Abstract

Summary The LDH isoenzyme patterns in extracts from normal fundic mucosa, fundic mucosa with moderate gastritis, fundic mucosa with extensive gastritis, marginal mucosa of the pyloric peptic ulcer, gastric carcinoma, and pyloric mucosa were determined. The unchanged fundic mucosa displayed a pattern with LDH 1, LDH 2, and LDH 3 predominance. Pyloric gastric mucosa showed a pattern with LDH 3, LDH 4, and LDH 5 predominance. When unchanged fundic mucosa, mucosa with moderate atrophic gastritis, and mucosa with extensive atrophic gastritis were compared, an increasing percentage of LDH 5 and LDH 4 and a decreasing percentage of LDH 1 and LDH 2 were found; the degree of these changes was closely connected with the decreasing amount of chief and parietal cells and the increasing occurrence of intestinal metaplasia. Similar but much more marked changes of LDH isoenzyme pattern were found in gastric carcinoma tissue, irrespective of its location in the stomach.

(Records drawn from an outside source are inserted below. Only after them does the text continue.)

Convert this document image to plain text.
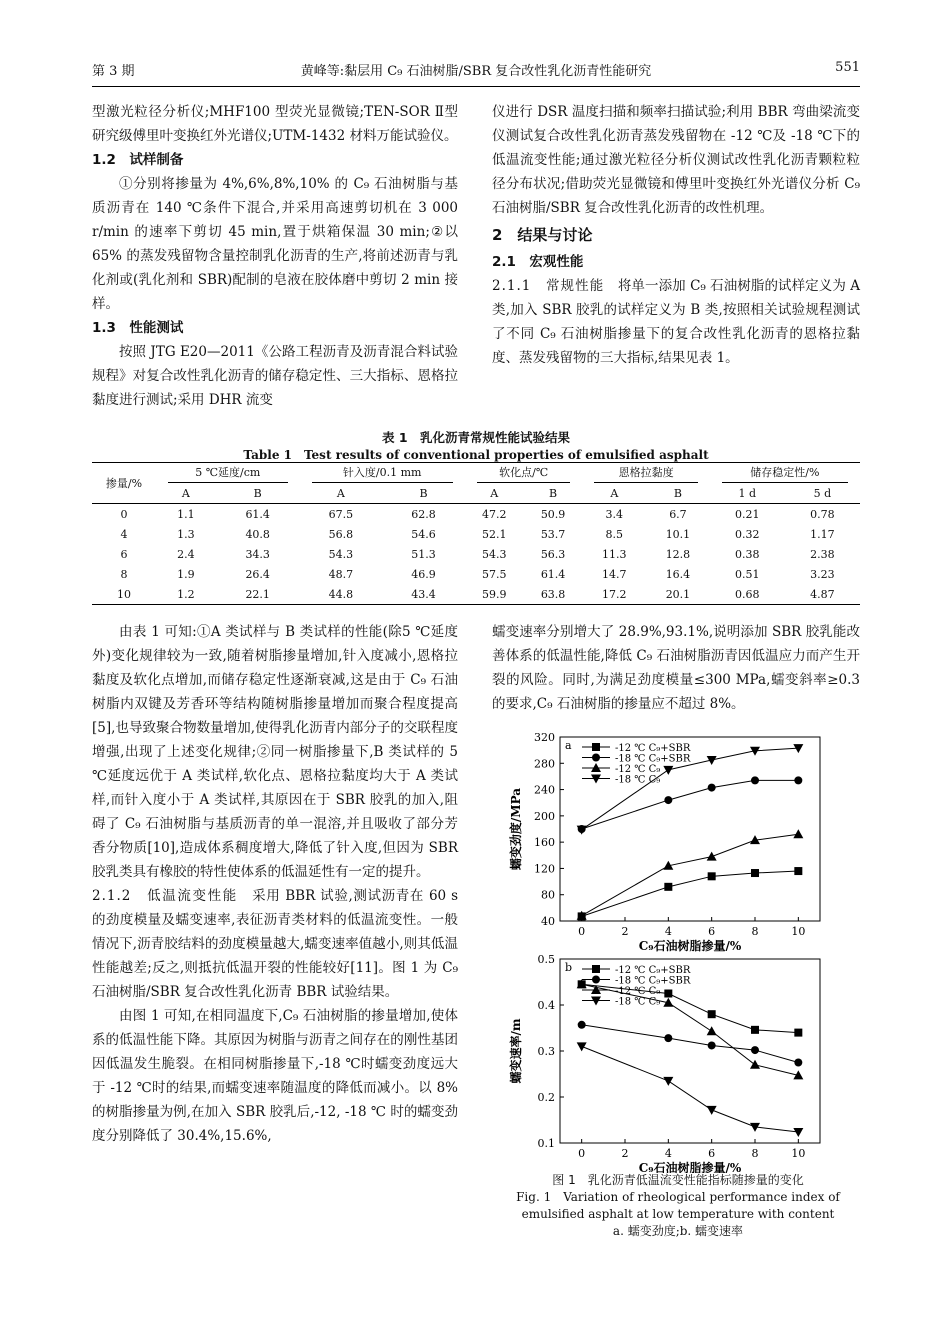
第 3 期	黄峰等:黏层用 C₉ 石油树脂/SBR 复合改性乳化沥青性能研究	551

型激光粒径分析仪;MHF100 型荧光显微镜;TEN-SOR Ⅱ型研究级傅里叶变换红外光谱仪;UTM-1432 材料万能试验仪。

1.2　试样制备

①分别将掺量为 4%,6%,8%,10% 的 C₉ 石油树脂与基质沥青在 140 ℃条件下混合,并采用高速剪切机在 3 000 r/min 的速率下剪切 45 min,置于烘箱保温 30 min;②以 65% 的蒸发残留物含量控制乳化沥青的生产,将前述沥青与乳化剂或(乳化剂和 SBR)配制的皂液在胶体磨中剪切 2 min 接样。

1.3　性能测试

按照 JTG E20—2011《公路工程沥青及沥青混合料试验规程》对复合改性乳化沥青的储存稳定性、三大指标、恩格拉黏度进行测试;采用 DHR 流变

仪进行 DSR 温度扫描和频率扫描试验;利用 BBR 弯曲梁流变仪测试复合改性乳化沥青蒸发残留物在 -12 ℃及 -18 ℃下的低温流变性能;通过激光粒径分析仪测试改性乳化沥青颗粒粒径分布状况;借助荧光显微镜和傅里叶变换红外光谱仪分析 C₉ 石油树脂/SBR 复合改性乳化沥青的改性机理。

2　结果与讨论
2.1　宏观性能

2.1.1　常规性能　 将单一添加 C₉ 石油树脂的试样定义为 A 类,加入 SBR 胶乳的试样定义为 B 类,按照相关试验规程测试了不同 C₉ 石油树脂掺量下的复合改性乳化沥青的恩格拉黏度、蒸发残留物的三大指标,结果见表 1。

表 1　乳化沥青常规性能试验结果
Table 1　Test results of conventional properties of emulsified asphalt
掺量/%	5 ℃延度/cm		针入度/0.1 mm		软化点/℃		恩格拉黏度		储存稳定性/%	

	A	B	A	B	A	B	A	B	1 d	5 d
0	1.1	61.4	67.5	62.8	47.2	50.9	3.4	6.7	0.21	0.78
4	1.3	40.8	56.8	54.6	52.1	53.7	8.5	10.1	0.32	1.17
6	2.4	34.3	54.3	51.3	54.3	56.3	11.3	12.8	0.38	2.38
8	1.9	26.4	48.7	46.9	57.5	61.4	14.7	16.4	0.51	3.23
10	1.2	22.1	44.8	43.4	59.9	63.8	17.2	20.1	0.68	4.87

由表 1 可知:①A 类试样与 B 类试样的性能(除5 ℃延度外)变化规律较为一致,随着树脂掺量增加,针入度减小,恩格拉黏度及软化点增加,而储存稳定性逐渐衰减,这是由于 C₉ 石油树脂内双键及芳香环等结构随树脂掺量增加而聚合程度提高[5],也导致聚合物数量增加,使得乳化沥青内部分子的交联程度增强,出现了上述变化规律;②同一树脂掺量下,B 类试样的 5 ℃延度远优于 A 类试样,软化点、恩格拉黏度均大于 A 类试样,而针入度小于 A 类试样,其原因在于 SBR 胶乳的加入,阻碍了 C₉ 石油树脂与基质沥青的单一混溶,并且吸收了部分芳香分物质[10],造成体系稠度增大,降低了针入度,但因为 SBR 胶乳类具有橡胶的特性使体系的低温延性有一定的提升。

2.1.2　低温流变性能　 采用 BBR 试验,测试沥青在 60 s 的劲度模量及蠕变速率,表征沥青类材料的低温流变性。一般情况下,沥青胶结料的劲度模量越大,蠕变速率值越小,则其低温性能越差;反之,则抵抗低温开裂的性能较好[11]。图 1 为 C₉ 石油树脂/SBR 复合改性乳化沥青 BBR 试验结果。

由图 1 可知,在相同温度下,C₉ 石油树脂的掺量增加,使体系的低温性能下降。其原因为树脂与沥青之间存在的刚性基团因低温发生脆裂。在相同树脂掺量下,-18 ℃时蠕变劲度远大于 -12 ℃时的结果,而蠕变速率随温度的降低而减小。以 8% 的树脂掺量为例,在加入 SBR 胶乳后,-12, -18 ℃ 时的蠕变劲度分别降低了 30.4%,15.6%,

蠕变速率分别增大了 28.9%,93.1%,说明添加 SBR 胶乳能改善体系的低温性能,降低 C₉ 石油树脂沥青因低温应力而产生开裂的风险。同时,为满足劲度模量≤300 MPa,蠕变斜率≥0.3 的要求,C₉ 石油树脂的掺量应不超过 8%。

0	2	4	6	8	10
40
80
120
160
200
240
280
320
C₉石油树脂掺量/%
蠕变劲度/MPa
a	-12 ℃ C₉+SBR
-18 ℃ C₉+SBR
-12 ℃ C₉
-18 ℃ C₉
0	2	4	6	8	10
0.1
0.2
0.3
0.4
0.5
C₉石油树脂掺量/%
蠕变速率/m
b	-12 ℃ C₉+SBR
-18 ℃ C₉+SBR
-12 ℃ C₉
-18 ℃ C₉
图 1　乳化沥青低温流变性能指标随掺量的变化
Fig. 1　Variation of rheological performance index of
emulsified asphalt at low temperature with content
a. 蠕变劲度;b. 蠕变速率
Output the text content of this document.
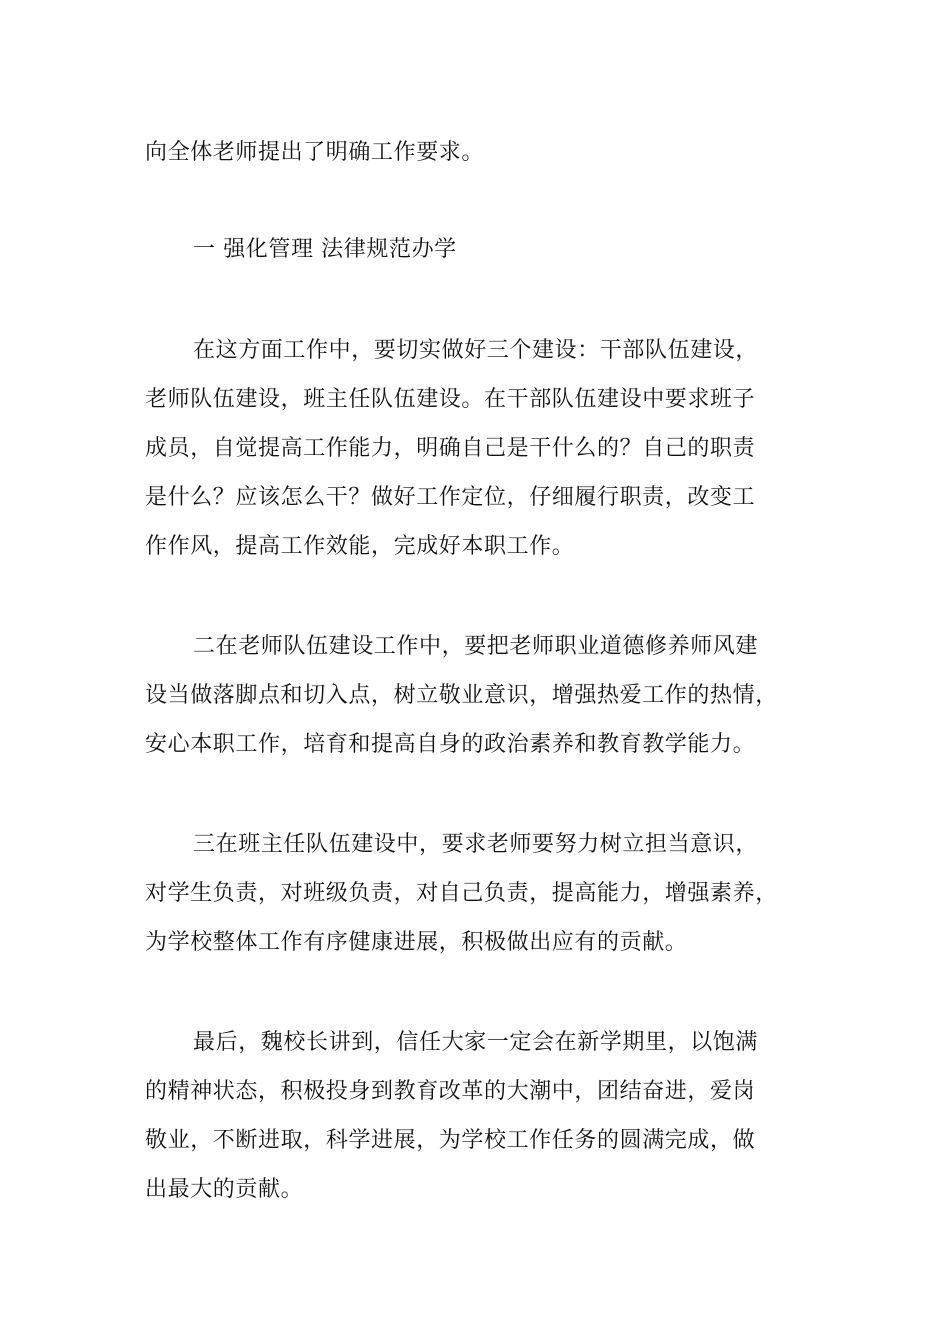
向全体老师提出了明确工作要求。
一 强化管理 法律规范办学
在这方面工作中，要切实做好三个建设：干部队伍建设，
老师队伍建设，班主任队伍建设。在干部队伍建设中要求班子
成员，自觉提高工作能力，明确自己是干什么的？自己的职责
是什么？应该怎么干？做好工作定位，仔细履行职责，改变工
作作风，提高工作效能，完成好本职工作。
二在老师队伍建设工作中，要把老师职业道德修养师风建
设当做落脚点和切入点，树立敬业意识，增强热爱工作的热情，
安心本职工作，培育和提高自身的政治素养和教育教学能力。
三在班主任队伍建设中，要求老师要努力树立担当意识，
对学生负责，对班级负责，对自己负责，提高能力，增强素养，
为学校整体工作有序健康进展，积极做出应有的贡献。
最后，魏校长讲到，信任大家一定会在新学期里，以饱满
的精神状态，积极投身到教育改革的大潮中，团结奋进，爱岗
敬业，不断进取，科学进展，为学校工作任务的圆满完成，做
出最大的贡献。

In diseased pyloric mucosa in the immediate vicinity of a peptic ulcer the LDH isoenzyme pattern tended to have a higher percentage of LDH 5 and a lower percentage of LDH 2. The surface epithelium of the fundic mucosa contained a relatively small percentage of LDH 1 compared with its content in the whole fundic mucosa. In the pyloric area the differences in LDH isoenzyme patterns between surface layer and the whole mucosa were substantially less pronounced. With few exceptions the LDH isoenzyme patterns obtained in these experiments did not conform to the values calculated for the identical H : M ratio. Variations of LDH isoenzyme patterns observed in pathological material can be explained by changes in cellular populations which are individually characterized by specific ratios of monomer H : M synthesis.